CATARACTOGENESIS IN HYPERFERRITINEMIA CATARACT SYNDROME

高铁蛋白血症白内障综合征的白内障发生

• 批准号: 6178348
• 负责人: DAVID G BROOKS
• 金额: $ 18.2万
• 依托单位: UNIVERSITY OF PENNSYLVANIA
• 依托单位国家: 美国
• 财政年份: 2000
• 资助国家: 美国
• 起止时间: 2000-09-01 至 2004-08-31
• 项目状态: 已结题
• 来源: https://reporter.nih.gov/project-details/6178348
• 关键词: SDS polyacrylamide gel electrophoresis; autoradiography; blood proteins; cataract; clinical research; denaturing gradient gel electrophoresis; disease /disorder etiology; enzyme linked immunosorbent assay; ferritin; gel mobility shift assay; gene environment interaction; gene expression; genetic disorder; genetically modified animals; human subject; in situ hybridization; ion exchange chromatography; iron disorder; laboratory mouse; lens; organ culture; orphan disease /drug; proteolysis; syndrome; western blottings

Hyperferritinemia cataract syndrome (HCS) is a recently discovered genetic disease defined by elevated serum ferritin and cataracts. Dysregulation of L ferritin gene expression is the basis of this human disorder. Specifically, mutations in a discrete regulatory region of the L ferritin gene, the iron' response element, lead to over production of wild type L ferritin protein.

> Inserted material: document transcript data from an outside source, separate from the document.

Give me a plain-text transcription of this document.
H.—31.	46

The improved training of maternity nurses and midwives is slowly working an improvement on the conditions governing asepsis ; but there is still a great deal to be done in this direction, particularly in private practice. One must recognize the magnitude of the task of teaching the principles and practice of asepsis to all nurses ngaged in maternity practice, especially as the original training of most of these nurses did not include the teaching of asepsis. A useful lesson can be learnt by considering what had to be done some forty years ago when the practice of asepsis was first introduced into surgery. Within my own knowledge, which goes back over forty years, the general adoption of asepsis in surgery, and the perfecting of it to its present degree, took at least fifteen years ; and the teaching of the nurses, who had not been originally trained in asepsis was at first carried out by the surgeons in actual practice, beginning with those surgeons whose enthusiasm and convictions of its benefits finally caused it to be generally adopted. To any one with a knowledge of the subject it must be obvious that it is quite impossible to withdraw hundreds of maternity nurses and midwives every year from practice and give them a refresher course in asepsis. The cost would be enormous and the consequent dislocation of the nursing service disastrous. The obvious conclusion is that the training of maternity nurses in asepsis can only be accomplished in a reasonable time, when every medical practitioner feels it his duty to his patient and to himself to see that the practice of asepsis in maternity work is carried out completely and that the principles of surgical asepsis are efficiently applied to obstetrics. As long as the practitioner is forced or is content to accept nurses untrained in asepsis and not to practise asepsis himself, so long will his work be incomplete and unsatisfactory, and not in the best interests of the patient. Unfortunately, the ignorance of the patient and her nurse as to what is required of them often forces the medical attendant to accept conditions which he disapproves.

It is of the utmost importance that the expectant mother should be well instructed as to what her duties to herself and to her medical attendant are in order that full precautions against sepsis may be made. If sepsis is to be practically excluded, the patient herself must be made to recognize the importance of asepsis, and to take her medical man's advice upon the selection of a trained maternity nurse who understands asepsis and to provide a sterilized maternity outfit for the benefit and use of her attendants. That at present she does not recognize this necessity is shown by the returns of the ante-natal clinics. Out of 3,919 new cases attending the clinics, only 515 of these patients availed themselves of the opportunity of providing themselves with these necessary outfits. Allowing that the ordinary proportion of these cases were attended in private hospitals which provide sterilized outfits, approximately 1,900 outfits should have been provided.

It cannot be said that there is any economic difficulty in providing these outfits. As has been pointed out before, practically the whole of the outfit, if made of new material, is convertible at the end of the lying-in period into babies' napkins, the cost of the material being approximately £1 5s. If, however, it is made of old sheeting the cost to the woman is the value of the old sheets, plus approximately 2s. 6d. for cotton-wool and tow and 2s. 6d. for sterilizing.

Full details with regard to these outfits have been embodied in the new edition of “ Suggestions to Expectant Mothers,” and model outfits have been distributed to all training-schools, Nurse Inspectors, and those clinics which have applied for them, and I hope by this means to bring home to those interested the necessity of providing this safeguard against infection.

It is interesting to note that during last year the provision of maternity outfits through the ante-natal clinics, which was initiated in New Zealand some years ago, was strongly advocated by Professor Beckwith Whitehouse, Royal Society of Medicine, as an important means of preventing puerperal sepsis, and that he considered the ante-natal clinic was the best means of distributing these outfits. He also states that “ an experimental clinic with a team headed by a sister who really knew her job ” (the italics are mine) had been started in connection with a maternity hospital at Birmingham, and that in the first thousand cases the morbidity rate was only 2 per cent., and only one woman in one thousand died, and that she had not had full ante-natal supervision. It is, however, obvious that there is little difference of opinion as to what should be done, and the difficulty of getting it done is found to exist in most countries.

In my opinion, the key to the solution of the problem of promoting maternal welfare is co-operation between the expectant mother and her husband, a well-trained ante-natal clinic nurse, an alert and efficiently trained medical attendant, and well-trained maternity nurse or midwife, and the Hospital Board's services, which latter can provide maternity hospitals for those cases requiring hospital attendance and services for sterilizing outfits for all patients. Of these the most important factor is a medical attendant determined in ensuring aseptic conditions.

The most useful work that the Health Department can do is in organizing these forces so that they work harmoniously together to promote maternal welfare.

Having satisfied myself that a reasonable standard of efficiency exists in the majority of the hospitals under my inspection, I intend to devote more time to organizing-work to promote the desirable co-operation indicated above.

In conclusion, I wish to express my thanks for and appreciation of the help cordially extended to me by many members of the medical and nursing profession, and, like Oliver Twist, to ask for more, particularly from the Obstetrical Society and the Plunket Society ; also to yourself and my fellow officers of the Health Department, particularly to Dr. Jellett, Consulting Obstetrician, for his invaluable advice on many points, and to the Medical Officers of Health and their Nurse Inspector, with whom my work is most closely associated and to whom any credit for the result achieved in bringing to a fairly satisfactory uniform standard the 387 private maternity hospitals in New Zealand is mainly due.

Although ferritin is found at high levels in all tissues and extracellular fluids examined to date, cataracts are the only proven pathologic consequence of this constitutive over expression of ferritin. The mechanism of cataract formation in hyperferritinemia cataract syndrome (HCS) is unknown. Understanding the pathobiology of cataractogenesis in HCS is essential to design a rational approach to cataract prevention and treatment. The objective 9f this proposal is to determine the mechanism of HCS cataractogenesis with a long term goal of developing effective preventive and/or therapeutic strategies for these cataracts. The mechanism of cataract formation in HCS will likely have broader implications for cataract formation in general. The specific aims of this proposal all involve investigation of ferritin in eye. First, the normal expression of ferritin in lens and lens cell lines will be determined. Second, over expression of L ferritin in human cell lines and in mouse will be generated as models of HCS. Third, quantitative expression and distribution of L ferritin in HCS lens material will be determined. An animal model that reproduces cataract promises opportunity to 1investigate cataract formation as a function of the interaction of HCS genotype with environmental factors including iron, antioxidants and UV light. This proposal describes a 4 year training program in which the applicant will acquire the requisite experience to become an independent clinician scientist. The sponsor and collaborator's extensive experience in clinical ophthalmology, eye histopathology, genetic cataract and mouse genetics will complement the applicant's prior training in molecular biology, internal medicine and clinical genetics. A strong ophthalmology research program will provide the requisite environment in which to transition the applicant to being an independent physician/researcher in genetics and eye disease.

高铁蛋白血症白内障综合征（HCS）是最近发现的一种遗传性疾病，其定义为血清铁蛋白升高和白内障。 L 铁蛋白基因表达失调是这种人类疾病的基础。具体而言，L 铁蛋白基因的离散调节区域（铁反应元件）的突变会导致野生型 L 铁蛋白的过量产生。尽管迄今为止检查的所有组织和细胞外液中都发现铁蛋白含量很高，但白内障是铁蛋白这种组成性过度表达的唯一已证实的病理后果。高铁蛋白血症白内障综合征（HCS）中白内障形成的机制尚不清楚。了解 HCS 中白内障发生的病理学对于设计合理的白内障预防和治疗方法至关重要。该提案的目标 9f 是确定 HCS 白内障发生的机制，长期目标是为这些白内障制定有效的预防和/或治疗策略。 HCS 中白内障形成的机制可能对一般白内障形成具有更广泛的影响。该提案的具体目标均涉及眼部铁蛋白的研究。首先，确定晶状体和晶状体细胞系中铁蛋白的正常表达。其次，将生成人类细胞系和小鼠中 L 铁蛋白的过度表达作为 HCS 模型。第三，将确定HCS晶状体材料中L铁蛋白的定量表达和分布。重现白内障的动物模型有望为研究白内障形成作为 HCS 基因型与环境因素（包括铁、抗氧化剂和紫外线）相互作用的函数提供了机会。该提案描述了一个为期 4 年的培训计划，申请人将在其中获得成为独立临床科学家所需的经验。申办者和合作者在临床眼科、眼组织病理学、遗传性白内障和小鼠遗传学方面的丰富经验将补充申请人之前在分子生物学、内科和临床遗传学方面的培训。强大的眼科研究计划将为申请人转变为遗传学和眼病领域的独立医生/研究员提供必要的环境。